Kısa sürede ikinci baskısı yapılan “Aynanın Uykusunda” adlı şiir kitabınızı kutlarım. Kitap, Neruda’nın“Yirmi Aşk Şiiri ve Umutsuz Bir Şarkı”sına nazire olarak yazılan şiirlerden oluşuyor. “Ve Bir” adlı bölümde kitaba adını veren ve tek şiir olan “Aynanın Uykusunda” yer alıyor: “senden artakalmanın uzun sabahlarında/yüzüm aynanın uykusunda kalıyor/bakıyorum/çatlamış bir narın hüznü/akıp gidiyor yüzünün hafızasında/sen gözlerini döküyorsun/çerçevenin sırlı derinliğine/ıslak bir güvercin/eğilmiş/su içiyor/serçe parmağının çeşmesinde”

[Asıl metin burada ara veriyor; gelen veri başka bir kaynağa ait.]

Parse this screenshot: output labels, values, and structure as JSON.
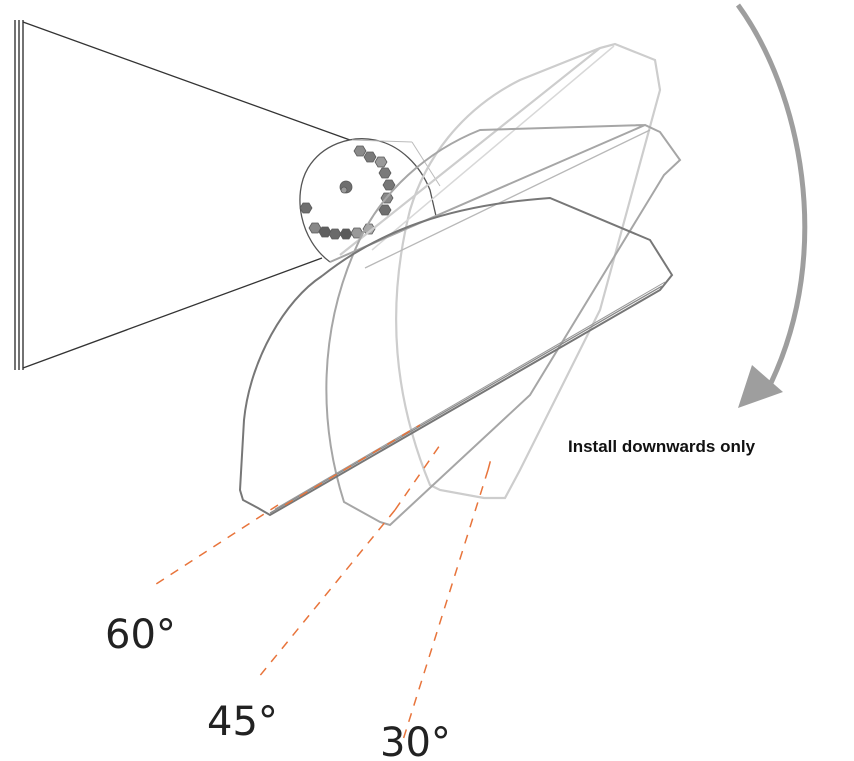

Rabia Çelik Çadırcı: 2017-2023 arasında yazılan şiirlerinizin yolculuğu ve yaratım süreciyle ilgili neler paylaşmak istersiniz?
İlhami Sidar: Yoğun, yorucu bir süreç olduğunu söyleyebilirim. Şiir, çocukluğumdan başlayan uzun bir hikâye. Çocukluk oyundur, bu hayatın değişmez yasası ama benim çocukluğumun oyuna şiiri katan ele avuca sığmaz, haylaz abir yanı vardı. Bazı şeyler doğuştan gelir; Füruğ annem makinenin başında dikiş yapar ben karşısına geçer şiir yazardım, der. Bunu ilk öğrendiğimde adeta dejavü olmuştum. Çünkü çocukken ben de annem, elektrikle henüz tanışmadığımız zamanlardan kalma, haznesi kor ateşle beslenen tank gibi ağır ütüsüyle babamın pantolon ve gömleklerini ütülerken, karşısına geçer şiir yazardım. Bende doğuştan gelen bir şey ancak ne kadar yeteneğe sahip olursanız olun donanımsız; Verlaine ve Baudelairelerle beslenen Rimbaud gibi büyük şiirler yazamıyorsunuz ilk gençlikte.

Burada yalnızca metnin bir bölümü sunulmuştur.